According to a 2018 report by the Prison Policy Initiative, formerly incarcerated people are almost 10 times more likely to be homeless than the general public. Rates of homelessness are especially high among individuals who have been incarcerated more than once, have recently been released from prison, people of color, and women.  

“Access to housing is a critical piece of helping someone begin to acclimate to life back in their community. As we seek to help re-entering people ease their transition back to the community, we must be sure that they have the support they need to meet essential needs so they can support themselves and loved ones,” said Acting Secretary Snead. “We have a responsibility to invest in the wellbeing of people we serve. DHS will continue to do all we can to partner with our sister agencies and communities to be sure we are connecting re-entering people to supports available to assist them through this important time.” 

For years DHS has partnered with other commonwealth agencies like PHFA and the PA Department of Community and Economic Development (DCED) to address the various housing needs of Pennsylvanians. Their housing strategy includes removing barriers unique to each person, connecting people with housing opportunities, and expanding affordable housing in Pennsylvania.  

Most recently, Governor Wolf announced $8.2 million in funding for the HOME Investment Partnership, which expands and preserves the supply of decent and affordable housing for low- and very low-income Pennsylvanians.  

There has also been an emphasis on housing access for returning citizens from the federal government.  

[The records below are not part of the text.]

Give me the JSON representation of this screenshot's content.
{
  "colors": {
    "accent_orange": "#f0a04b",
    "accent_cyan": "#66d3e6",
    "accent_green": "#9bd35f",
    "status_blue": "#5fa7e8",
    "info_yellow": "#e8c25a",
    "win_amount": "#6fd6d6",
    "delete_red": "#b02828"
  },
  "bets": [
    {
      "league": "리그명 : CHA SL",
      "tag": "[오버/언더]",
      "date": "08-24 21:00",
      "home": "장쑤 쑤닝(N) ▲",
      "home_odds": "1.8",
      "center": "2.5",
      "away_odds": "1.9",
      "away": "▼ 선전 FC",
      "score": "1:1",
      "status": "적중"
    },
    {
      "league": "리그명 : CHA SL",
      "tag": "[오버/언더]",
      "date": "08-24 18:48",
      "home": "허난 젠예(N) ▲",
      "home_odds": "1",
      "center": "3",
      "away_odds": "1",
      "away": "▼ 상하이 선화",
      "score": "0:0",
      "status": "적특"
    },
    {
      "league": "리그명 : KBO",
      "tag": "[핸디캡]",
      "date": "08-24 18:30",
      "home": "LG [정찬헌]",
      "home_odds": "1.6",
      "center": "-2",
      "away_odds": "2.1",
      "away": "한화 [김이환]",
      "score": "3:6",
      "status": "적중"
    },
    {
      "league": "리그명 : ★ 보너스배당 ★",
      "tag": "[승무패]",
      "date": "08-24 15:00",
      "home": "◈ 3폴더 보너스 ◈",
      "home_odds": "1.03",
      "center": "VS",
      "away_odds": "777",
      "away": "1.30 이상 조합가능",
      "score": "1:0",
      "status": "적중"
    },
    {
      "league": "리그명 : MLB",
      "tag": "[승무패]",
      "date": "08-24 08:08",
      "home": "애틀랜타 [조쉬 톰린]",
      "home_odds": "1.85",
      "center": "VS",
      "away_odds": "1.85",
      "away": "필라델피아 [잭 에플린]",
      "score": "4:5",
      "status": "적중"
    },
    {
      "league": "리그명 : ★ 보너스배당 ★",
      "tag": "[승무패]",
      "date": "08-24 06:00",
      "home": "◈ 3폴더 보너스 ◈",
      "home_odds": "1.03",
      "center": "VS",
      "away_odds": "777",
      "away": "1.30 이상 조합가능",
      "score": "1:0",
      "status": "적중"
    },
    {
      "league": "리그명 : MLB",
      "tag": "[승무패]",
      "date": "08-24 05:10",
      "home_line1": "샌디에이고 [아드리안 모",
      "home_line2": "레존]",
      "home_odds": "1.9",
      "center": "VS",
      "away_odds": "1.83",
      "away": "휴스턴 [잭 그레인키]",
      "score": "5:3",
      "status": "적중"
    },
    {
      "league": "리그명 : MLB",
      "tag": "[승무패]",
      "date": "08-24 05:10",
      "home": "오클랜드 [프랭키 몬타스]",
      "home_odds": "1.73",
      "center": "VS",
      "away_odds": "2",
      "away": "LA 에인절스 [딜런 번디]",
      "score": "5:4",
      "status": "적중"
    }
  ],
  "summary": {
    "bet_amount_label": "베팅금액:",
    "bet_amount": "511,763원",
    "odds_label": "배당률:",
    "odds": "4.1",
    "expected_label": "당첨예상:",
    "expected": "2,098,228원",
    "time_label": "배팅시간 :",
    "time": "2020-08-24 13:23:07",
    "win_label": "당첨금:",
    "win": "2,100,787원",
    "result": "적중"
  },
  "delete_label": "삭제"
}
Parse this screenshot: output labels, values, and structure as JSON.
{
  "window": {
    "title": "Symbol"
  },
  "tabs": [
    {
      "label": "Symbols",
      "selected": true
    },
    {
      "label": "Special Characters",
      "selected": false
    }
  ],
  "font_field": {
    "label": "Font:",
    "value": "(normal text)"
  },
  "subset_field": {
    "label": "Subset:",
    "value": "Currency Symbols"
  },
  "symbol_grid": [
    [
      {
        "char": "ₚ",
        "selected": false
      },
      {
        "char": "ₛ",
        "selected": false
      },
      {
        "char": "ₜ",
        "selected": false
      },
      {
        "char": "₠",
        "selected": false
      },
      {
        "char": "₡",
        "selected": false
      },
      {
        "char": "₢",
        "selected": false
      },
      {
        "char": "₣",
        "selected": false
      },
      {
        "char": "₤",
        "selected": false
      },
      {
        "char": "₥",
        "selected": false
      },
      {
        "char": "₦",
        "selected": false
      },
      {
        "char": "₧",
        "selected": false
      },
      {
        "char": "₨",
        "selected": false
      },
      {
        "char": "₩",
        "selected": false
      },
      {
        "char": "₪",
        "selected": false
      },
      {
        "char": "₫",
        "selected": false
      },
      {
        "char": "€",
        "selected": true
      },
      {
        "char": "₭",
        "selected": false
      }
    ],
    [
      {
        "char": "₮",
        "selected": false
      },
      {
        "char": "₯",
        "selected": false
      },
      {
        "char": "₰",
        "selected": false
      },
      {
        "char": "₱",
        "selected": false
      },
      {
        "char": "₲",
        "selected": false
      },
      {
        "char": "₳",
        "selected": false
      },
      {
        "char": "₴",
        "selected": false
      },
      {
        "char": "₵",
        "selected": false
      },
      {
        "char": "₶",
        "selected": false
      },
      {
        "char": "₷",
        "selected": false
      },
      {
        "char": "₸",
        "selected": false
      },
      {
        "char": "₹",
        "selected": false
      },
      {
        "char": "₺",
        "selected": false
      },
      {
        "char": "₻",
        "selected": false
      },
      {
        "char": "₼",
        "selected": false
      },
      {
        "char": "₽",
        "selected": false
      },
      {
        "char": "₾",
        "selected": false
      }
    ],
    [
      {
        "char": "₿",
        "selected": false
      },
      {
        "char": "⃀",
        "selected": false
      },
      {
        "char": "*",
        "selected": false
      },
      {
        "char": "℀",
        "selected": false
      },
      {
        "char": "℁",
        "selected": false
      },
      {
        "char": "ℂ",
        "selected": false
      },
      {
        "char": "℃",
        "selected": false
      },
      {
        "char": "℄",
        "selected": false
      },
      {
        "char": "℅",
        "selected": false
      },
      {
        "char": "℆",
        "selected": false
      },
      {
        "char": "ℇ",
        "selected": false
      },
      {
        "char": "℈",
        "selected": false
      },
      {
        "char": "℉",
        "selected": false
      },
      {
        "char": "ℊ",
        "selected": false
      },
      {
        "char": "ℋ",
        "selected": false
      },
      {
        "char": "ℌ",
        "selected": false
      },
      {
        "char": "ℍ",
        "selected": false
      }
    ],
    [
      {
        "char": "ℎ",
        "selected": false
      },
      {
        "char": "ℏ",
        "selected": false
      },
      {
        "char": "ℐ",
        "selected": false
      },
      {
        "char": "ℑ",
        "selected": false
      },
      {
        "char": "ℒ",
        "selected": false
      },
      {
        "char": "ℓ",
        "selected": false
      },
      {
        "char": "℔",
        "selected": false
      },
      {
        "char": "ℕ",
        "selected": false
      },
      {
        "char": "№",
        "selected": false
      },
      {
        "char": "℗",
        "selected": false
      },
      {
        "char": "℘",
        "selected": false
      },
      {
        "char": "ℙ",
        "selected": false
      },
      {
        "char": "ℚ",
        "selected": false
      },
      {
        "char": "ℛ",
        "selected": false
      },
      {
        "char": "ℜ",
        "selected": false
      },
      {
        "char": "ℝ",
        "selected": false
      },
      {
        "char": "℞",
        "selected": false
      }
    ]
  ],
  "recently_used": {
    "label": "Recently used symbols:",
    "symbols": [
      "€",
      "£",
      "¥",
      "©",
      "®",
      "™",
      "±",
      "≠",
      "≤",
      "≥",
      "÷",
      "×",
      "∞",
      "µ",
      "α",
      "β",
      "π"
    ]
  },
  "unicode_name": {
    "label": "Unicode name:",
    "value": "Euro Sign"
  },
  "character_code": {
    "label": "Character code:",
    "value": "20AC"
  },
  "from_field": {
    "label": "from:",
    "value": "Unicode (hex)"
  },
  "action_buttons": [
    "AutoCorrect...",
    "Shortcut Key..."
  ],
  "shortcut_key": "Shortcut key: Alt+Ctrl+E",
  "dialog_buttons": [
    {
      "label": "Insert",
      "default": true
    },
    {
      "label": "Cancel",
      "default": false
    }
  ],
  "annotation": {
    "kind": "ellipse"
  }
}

“This is important because women in re-entry disproportionately lack stable housing or experience homelessness,” said Congressman Evans. “I’m pleased that both the Biden-Harris administration and Pennsylvania First Lady Wolf are leading efforts to help returning citizens find stable housing. For example, people exiting prisons and jails who are at risk of homelessness are eligible for the 70,000 emergency housing vouchers under the American Rescue Plan I voted for. This matters for the community as a whole because findings from the Returning Home Ohio Pilot Project showed that participants receiving supportive housing services were 40 percent less likely to be re-arrested.” 

The housing vouchers Evans mentioned are part of an initiative announced by U.S. Department of Housing and Urban Development (HUD) Secretary Marcia L. Fudge. In a 2021 letter to public housing authorities (PHAs), continuums of care, multifamily housing owners and HUD grantees, Secretary Fudge also outlined other actions HUD is taking to reduce housing barriers for people with criminal records including reviewing existing HUD policies and developing more tools and guidance to ensure applicant screening isn’t unnecessarily excluding people with criminal records.  

Organizations like HDC MidAtlantic are prime examples of how entities can contribute to the solution by updating their policies to be more inclusive of reentrants.  

“HDC MidAtlantic is committed to providing safe, affordable housing for anyone who needs it, including women and their children as they re-enter society following incarceration,” said Gable. “Recently we looked at our resident selection criteria, which evaluates a potential resident’s credit history, landlord history, and criminal background, to ensure that we’re not putting up additional barriers to the people that need housing the most. We try to look at each situation individually and give people the opportunity to tell their story, because we know that stable housing is critical as a person reenters their community. We’ve also recently partnered with local Lancaster nonprofit, Milagro House, to help serve this vulnerable population. At HDC, we believe everyone deserves a place to thrive.” 

Since HDC’s policy updates, they were able to successfully house 19 individuals with criminal records. Nine of them were women.  

The causes of housing insecurity post-release include affordable housing shortages and discrimination from housing authorities and property owners. The panel concluded the conversation addressing the stigmas associated with returning citizens seeking housing and what can be done to reduce it.   The final Women in Reentry roundtable is scheduled for Wednesday, February 2.